Johnson took control early on the concrete to help him lead a career-high 298 laps. That seemed to be enough for the three-time defending Cup champion to cruise into Victory Lane until a botched pit stop on a four-tire change with 36 laps left knocked Johnson from the lead.

He was far from sunk.

'It was a small hiccup,' Johnson said.

He charged past Kasey Kahne and Kurt Busch until only Greg Biffle and Stewart were ahead of his No. 48 Chevrolet with 10 laps left. Johnson passed Biffle and that set up the frantic finish that rivaled Talladega for the most dramatic end so far this season.

'We just couldn't hold off Jimmie,' Stewart said. 'He was like a freight train coming.'

Johnson knew Stewart was his once Biffle, who won a Chase race at Dover last year, was out of the way.

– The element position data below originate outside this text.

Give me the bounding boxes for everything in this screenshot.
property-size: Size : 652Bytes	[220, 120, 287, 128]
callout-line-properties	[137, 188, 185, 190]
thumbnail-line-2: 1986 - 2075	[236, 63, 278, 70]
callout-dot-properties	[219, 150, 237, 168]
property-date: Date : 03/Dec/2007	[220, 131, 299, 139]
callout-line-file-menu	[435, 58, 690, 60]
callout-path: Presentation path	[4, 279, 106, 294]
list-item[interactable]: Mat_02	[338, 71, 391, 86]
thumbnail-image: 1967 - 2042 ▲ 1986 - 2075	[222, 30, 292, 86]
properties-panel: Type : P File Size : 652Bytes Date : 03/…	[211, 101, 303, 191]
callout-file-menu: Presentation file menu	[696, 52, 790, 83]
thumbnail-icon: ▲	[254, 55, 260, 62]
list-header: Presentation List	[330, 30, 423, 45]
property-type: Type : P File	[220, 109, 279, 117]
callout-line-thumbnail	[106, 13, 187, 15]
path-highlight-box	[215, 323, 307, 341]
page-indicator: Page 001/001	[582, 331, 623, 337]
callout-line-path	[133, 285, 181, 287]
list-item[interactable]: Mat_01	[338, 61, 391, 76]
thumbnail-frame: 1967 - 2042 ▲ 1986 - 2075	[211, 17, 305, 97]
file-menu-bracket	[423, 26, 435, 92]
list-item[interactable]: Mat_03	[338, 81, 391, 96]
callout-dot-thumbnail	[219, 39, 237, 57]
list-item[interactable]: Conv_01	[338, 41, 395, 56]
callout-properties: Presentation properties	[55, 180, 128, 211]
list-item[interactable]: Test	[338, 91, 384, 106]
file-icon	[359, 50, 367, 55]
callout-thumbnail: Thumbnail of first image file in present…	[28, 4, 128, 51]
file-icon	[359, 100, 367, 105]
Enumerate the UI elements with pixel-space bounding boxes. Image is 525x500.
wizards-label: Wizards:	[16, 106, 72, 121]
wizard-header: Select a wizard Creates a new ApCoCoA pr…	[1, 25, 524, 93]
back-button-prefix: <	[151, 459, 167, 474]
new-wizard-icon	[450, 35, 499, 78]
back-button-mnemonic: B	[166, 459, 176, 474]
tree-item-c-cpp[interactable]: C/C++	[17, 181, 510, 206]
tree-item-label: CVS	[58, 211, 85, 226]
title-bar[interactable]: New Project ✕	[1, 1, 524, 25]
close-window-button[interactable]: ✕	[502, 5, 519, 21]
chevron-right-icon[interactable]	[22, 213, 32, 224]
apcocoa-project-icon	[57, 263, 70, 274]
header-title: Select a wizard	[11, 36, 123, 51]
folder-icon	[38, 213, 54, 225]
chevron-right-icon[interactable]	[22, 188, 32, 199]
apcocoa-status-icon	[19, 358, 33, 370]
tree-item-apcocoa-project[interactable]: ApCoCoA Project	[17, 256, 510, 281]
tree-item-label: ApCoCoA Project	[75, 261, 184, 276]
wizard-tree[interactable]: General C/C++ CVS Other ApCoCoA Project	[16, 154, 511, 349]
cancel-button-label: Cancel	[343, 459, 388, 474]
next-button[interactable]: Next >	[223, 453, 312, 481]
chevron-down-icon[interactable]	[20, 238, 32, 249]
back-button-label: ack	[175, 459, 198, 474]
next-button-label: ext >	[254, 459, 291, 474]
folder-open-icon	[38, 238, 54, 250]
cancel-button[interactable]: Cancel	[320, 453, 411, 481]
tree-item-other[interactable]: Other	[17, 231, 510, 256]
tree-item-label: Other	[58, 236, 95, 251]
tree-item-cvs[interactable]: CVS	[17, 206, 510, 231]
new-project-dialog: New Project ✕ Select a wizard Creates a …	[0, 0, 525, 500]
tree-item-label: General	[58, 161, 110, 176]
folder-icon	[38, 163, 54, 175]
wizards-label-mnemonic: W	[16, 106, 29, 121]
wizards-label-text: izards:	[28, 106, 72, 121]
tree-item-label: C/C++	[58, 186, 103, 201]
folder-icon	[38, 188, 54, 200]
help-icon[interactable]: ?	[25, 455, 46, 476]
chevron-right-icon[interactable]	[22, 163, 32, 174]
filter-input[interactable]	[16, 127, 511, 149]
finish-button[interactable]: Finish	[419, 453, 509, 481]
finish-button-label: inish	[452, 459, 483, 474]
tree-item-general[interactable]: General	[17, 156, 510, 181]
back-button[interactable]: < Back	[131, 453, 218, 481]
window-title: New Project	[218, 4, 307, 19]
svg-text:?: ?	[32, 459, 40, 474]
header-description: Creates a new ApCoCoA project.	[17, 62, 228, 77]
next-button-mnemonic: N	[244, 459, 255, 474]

'That allowed me enough time to set Tony up and really work on that last little bit to find my line and perfect it and get by Tony,' Johnson said.

Johnson won for the second time this season and the fourth time in a Cup race at Dover. He has 42 career Cup victories.

'I just had to go,' Johnson said. 'I had one heck of a race with Tony. That's how racing's supposed to be done.'

Stewart was second, followed by Biffle, Matt Kenseth and Kurt Busch.

Dale Earnhardt Jr. finished 12th in his first race with crew chief Lance McGrew.

'We've got to do this a lot,' Earnhardt said. 'I don't want to give ourselves any credit yet until we can perform at this level more consistently but I'm really proud of my guys today.'

Earnhardt posted his best finish since Talladega in his first race without longtime crew chief Tony Eury Jr. Hendrick Motorsports made the decision to give McGrew a shot at calling the race a week earlier than expected. Earnhardt ran in the top 10 for a portion of the first half of the race, and has to hope this kind of finish can start to turn his season around.

'One of the things I liked about Lance is I felt like I was in the pit box with him all day, and I felt like he was riding with me all day,' Earnhardt said. 'That was a good feeling. Hopefully we can keep that up.'

Stewart passed Jeff Gordon for the Cup points lead and became the first owner/driver to sit atop the standings since Alan Kulwicki won the Cup title in 1992.

'That stat there is pretty cool to be leading the points standings this early into the new venture,' Stewart said.

Gordon ran two laps down in his backup car most of the race and finished 26th to fall 46 points behind Stewart.

Stewart won the All-Star race, but has yet to record a points victory since leaving Joe Gibbs Racing at the end of last year, after two championships and 10 successful seasons, to become co-owner of Stewart-Haas Racing.

Johnson appeared to have the race under control and was never really challenged for most of the 400-mile race. When he came in for a four-tire pit stop with 36 laps left, a faulty exchange by his crew slowed him down and dropped him back into traffic in ninth place.

Johnson took the lead for the first time on the 49th lap and twice held the lead for 67 laps. He thrashed the rest of the field about as soundly as any driver had in a race this season.

'As far as us peaking or starting to win races too soon, you can never win races too soon,' crew chief Chad Knaus said.